Hacker News new | ask | show | jobs
by godelski 291 days ago

  > this isn't really about whether scaling is "dead" 
I think there's a good position paper by Sara Hooker[0] that mentions some of this. Key point being that while the frontier is being pushed by big models with big data there's a very quiet revolution of models using far fewer parameters (still quite big) and data. Maybe "Scale Is All You Need"[1], but that doesn't mean it is practical or even a good approach. It's a shame these research paths have gotten a lot of pushback, especially given today's concerns about inference costs (this pushback still doesn't seem to be decreasing)

  > verifiable rewards
There's also a current conversation in the community over world models: is it actually a world model if the model does not recover /a physics/[2]. The argument for why they should recover a physics is that this means a counterfactual model must have been learned (no guarantees on if it is computationally irreducible). A counterfactual model gives far greater opportunities for robust generalization. In fact, you could even argue that the study of physics is the study of compression. In a sense, physics is the study of the computability of our universe[3]. Physics is counterfactual, allowing you to answer counterfactual questions like "What would the force have been if the mass had been 10x greater?" If this were not counterfactual we'd require different algorithms for different cases.

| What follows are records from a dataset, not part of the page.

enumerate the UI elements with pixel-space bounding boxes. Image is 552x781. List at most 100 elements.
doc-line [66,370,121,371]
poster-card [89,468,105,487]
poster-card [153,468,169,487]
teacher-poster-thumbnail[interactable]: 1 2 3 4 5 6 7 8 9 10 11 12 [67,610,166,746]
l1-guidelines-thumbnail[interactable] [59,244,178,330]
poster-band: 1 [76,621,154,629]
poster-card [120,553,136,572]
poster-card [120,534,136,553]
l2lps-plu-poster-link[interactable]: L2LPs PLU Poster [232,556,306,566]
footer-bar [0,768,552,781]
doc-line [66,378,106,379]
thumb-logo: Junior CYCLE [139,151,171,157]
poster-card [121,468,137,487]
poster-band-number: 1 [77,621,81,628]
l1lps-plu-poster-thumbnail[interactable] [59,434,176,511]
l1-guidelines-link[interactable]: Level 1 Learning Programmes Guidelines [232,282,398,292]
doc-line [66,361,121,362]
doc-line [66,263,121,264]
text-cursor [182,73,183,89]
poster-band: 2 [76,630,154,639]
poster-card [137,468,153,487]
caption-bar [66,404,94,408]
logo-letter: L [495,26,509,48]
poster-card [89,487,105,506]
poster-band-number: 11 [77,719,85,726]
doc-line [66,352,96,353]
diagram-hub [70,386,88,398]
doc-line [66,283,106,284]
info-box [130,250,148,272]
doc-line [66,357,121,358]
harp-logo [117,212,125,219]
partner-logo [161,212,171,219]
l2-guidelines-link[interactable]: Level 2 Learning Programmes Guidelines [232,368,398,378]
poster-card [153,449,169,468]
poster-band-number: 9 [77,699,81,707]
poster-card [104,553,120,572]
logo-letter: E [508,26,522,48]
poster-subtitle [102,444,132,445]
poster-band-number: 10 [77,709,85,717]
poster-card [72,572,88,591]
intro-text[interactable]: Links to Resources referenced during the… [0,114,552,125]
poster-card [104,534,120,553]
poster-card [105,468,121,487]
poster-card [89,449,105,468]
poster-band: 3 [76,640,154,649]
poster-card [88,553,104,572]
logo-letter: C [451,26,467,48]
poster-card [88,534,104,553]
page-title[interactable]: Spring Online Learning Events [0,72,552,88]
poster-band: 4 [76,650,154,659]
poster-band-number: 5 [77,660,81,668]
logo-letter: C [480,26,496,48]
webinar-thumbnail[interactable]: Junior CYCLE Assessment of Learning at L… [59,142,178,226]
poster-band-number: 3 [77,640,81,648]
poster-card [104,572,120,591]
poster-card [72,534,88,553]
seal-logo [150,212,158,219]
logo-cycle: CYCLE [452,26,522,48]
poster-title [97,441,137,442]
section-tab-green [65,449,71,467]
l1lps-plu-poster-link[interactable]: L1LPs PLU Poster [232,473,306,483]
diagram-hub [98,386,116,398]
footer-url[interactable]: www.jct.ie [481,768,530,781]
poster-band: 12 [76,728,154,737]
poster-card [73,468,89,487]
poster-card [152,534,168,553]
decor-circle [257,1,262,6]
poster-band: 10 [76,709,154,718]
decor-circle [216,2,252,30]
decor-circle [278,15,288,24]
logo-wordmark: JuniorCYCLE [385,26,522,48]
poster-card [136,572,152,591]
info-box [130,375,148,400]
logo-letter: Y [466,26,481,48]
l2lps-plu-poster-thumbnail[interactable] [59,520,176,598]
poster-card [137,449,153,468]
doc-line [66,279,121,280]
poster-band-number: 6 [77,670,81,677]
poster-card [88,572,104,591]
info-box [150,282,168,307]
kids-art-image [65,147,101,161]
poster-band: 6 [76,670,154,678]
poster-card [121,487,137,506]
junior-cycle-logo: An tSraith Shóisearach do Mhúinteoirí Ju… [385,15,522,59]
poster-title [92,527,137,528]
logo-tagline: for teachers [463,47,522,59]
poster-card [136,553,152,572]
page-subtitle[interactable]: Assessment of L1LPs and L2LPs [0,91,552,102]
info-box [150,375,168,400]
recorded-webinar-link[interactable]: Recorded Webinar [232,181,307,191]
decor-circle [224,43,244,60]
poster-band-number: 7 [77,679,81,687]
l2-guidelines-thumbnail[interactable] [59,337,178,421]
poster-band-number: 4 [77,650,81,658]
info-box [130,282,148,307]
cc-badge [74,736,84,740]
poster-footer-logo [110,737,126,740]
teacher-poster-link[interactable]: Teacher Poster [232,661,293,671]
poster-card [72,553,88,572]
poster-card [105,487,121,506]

I'm in the recovery camp. Honestly I haven't heard a strong argument against it. Mostly "we just care that things work" which, frankly, isn't that the primary concern of all of us? I'm all for throwing shit at a wall and seeing what sticks, it can be a really efficient method sometimes (especially in early exploratory phases), but I doubt it is the most efficient way forward.

In my experience, having been a person who's created models that require magnitudes fewer resources for equivalent performance, I cannot stress enough the importance of quality over quantity. The tricky part is defining that quality.

[0] https://arxiv.org/abs/2407.05694

[1] Personally, I'm unconvinced. Despite success of our LLMs it's difficult to decouple other variables.

[2] The "a" is important here. There's not one physics per-say. There are different models. This is a level of metaphysics most people will not encounter and has many subtleties.

[3] I must stress that there's a huge difference between the universe being computable and the universe being a computation. The universe being computable does not mean we all live in a simulation.